In today’s communication systems, virtually all IP-based traffic is transmitted over non-linear optical fiber channels. Scenarios of future demands indicate a requirement of higher and higher data-rates, making the improvement of optical communication systems especially important. A key technology for achieving a higher throughput is coherent fiber optic telecommunication. This development allows for the use of not only the power but also the phase of the signal to transmit information, i.e., higher order modulation techniques, like quadrature amplitude modulation, can be applied. However, uncompensated Kerr nonlinearity limits the effective signal-to-noise ratio and thus, the throughput cannot be increased by increasing the modulation alphabet size. Therefore, I'm interested in developing new methods that increase the spectral efficiency of nonlinear fiber systems.

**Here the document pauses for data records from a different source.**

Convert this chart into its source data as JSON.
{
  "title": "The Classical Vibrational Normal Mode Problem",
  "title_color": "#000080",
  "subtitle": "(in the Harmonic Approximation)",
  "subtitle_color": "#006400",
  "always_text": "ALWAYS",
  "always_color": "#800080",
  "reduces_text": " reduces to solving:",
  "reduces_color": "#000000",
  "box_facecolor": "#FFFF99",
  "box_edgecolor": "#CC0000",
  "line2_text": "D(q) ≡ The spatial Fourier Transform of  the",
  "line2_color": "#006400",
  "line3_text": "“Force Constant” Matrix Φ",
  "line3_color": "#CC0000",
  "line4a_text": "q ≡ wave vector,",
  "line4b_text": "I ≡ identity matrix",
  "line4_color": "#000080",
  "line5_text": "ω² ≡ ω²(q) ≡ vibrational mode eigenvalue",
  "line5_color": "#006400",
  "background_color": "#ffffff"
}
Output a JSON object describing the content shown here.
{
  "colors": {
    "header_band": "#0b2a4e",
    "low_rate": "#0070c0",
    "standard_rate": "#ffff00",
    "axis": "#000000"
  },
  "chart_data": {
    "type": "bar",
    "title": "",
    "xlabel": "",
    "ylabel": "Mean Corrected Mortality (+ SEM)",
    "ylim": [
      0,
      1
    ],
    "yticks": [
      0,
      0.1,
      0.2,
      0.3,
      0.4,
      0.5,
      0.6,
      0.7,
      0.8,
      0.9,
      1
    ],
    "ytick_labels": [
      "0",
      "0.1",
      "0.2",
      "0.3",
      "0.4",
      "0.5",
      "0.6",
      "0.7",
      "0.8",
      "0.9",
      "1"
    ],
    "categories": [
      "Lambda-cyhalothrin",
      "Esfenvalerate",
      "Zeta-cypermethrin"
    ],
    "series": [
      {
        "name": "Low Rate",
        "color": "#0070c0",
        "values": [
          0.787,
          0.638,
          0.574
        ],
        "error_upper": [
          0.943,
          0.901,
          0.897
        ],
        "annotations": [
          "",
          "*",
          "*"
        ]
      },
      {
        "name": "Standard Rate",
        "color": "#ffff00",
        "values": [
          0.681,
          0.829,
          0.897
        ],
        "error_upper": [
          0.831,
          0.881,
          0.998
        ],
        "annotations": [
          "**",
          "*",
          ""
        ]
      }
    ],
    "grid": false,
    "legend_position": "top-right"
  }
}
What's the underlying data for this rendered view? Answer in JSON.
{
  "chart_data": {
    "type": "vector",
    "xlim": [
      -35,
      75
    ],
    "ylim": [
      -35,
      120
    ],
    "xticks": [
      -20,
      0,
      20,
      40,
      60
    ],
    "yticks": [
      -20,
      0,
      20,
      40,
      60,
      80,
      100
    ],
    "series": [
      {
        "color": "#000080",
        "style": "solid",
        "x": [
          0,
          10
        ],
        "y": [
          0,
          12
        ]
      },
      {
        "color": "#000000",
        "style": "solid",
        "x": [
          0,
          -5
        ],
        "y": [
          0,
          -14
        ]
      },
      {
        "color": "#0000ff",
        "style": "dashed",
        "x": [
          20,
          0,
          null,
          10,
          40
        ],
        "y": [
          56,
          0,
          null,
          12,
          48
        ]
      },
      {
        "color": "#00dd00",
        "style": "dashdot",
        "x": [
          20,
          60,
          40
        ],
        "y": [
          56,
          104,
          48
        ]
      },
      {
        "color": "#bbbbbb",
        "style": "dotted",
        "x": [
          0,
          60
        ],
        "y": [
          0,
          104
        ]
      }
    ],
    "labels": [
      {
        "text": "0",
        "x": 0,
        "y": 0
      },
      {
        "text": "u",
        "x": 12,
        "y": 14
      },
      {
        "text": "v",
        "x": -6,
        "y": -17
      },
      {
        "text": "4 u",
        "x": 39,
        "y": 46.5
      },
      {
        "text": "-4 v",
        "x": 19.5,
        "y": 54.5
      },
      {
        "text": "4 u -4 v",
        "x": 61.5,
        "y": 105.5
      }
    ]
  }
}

Modern wireless communication systems have to provide higher and higher data rates. Since conventional methods like using more bandwidth or higher order modulation types are limited, Multiple-Input Multiple-Output (MIMO) technology constitutes a breakthrough. The technology offers significant increases in data throughput without additional bandwidth or increased transmit power. This is possible by the fact, that the channel capacity of a MIMO channel is larger than the channel capacity of a Single-Input Single-Output channel. In order to have a rate close to channel capacity, the signals are encoded before the transmission and decoded at the receiver side. The used decoding algorithms require statements about the certainty of the received signals. Log-Likelihood-Ratios deliver such information, but since they have a continuous range, their standard representation as floating point numbers requires a disproportional large amount of bandwidth. Thus,  I investigate new quantization strategies that improve the bandwidth efficiency but still allow a good decoding performance.